FIG. 6 illustrates an alternative construction of the shell assembly 12 wherein a third chamber or air cell 62 is provided internal to the chamber 42 at a position above the chamber 46 but spaced from the upper edge of the shell assembly 12. The chamber 62 may be formed of a folded piece of thermoplastic material 64 welded to form a tube and thermally bonded at its ends to the periphery 38 of the layers 36 and 40. A suitable air supply tube (not shown) is sealingly connected to the chamber 62. This use of a third chamber permits greater flexibility in terms of the pressure to be applied to the limb at various locations, thus providing several benefits: control of edema; bending of the residual knee joint or the perceived joint; and greater pressure above the joint to secure the device 10 to the limb.
-lilt can now be appreciated that a post -operative air splint prosthesis constructed according to the present invention offers considerable advantages over prior art devices in the early management of lower extremity amputations. Preferably the prosthesis 10 is sized to extend above the knee of the amputee and because of its use of multiple straps 18 is highly adjustable to fit residual limbs, of various sizes and contours. Also the use of multiple air chambers 42 and 46 such as in the embodiment of Figures 2, 3 and 4 allows for differing degrees of pressure to be applied to different regions of the residual limb to provide for better control of edema and also of the comfort of the amputee. The chambers 42 and 46 may also be adjusted in pressure to permit knee flexure when desired while maintaining pressure on the lower residual limb. The use of three chambers 42, 46 and 62 as illustrated in Figure 6 provides for even greater flexibility in the application of pressure to the residual limb. The air apertures 26 together with the welds 52 provide a significant degree of ventilation for the underlying skin reducing overheating and perspiration. The frustoconical shape avoids excess bulk when wrapped and because the limb is enclosed in a cone, rather than a cylinder, greater contact and fit with the limb is achieved along the limb periphery, rather than primarily on the newly healing traumatized area. Preferably the chambers are inflated to a pressure of 30 to 50 mm Hg which can be done orally or by use of a known pump. Also, in modified form, the assembly 12 may include a thin layer of foam, on the order of 1/4 inch thick, for example, in the lower region of chamber 42 and the chamber 46 to provide for added comfort and
regulation of air volume as taught in U.S. Patent No. 4,628,945, which is commonly assigned herewith.

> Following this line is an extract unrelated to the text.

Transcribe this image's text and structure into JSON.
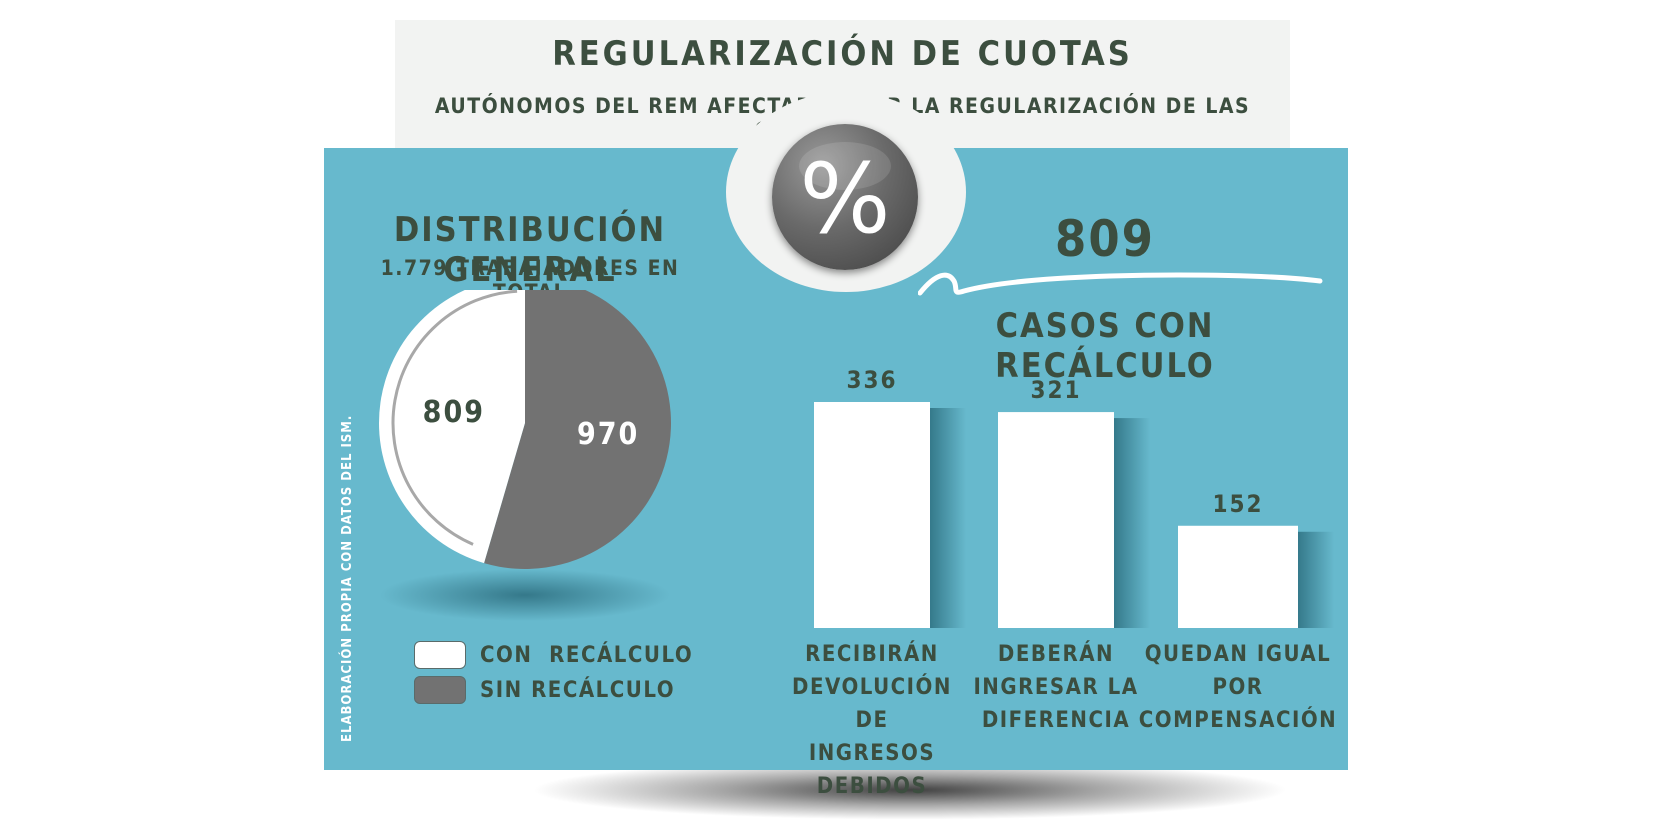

While the present invention has been described in connection with preferred embodiments thereof, it will be apparent to those stilled in the art that many changes and modifications may be made without departing from the true spirit and scope of the present invention. Accordingly, it is intended by the appended claims to cover all such changes and modifications as come within the spirit and scope of the invention.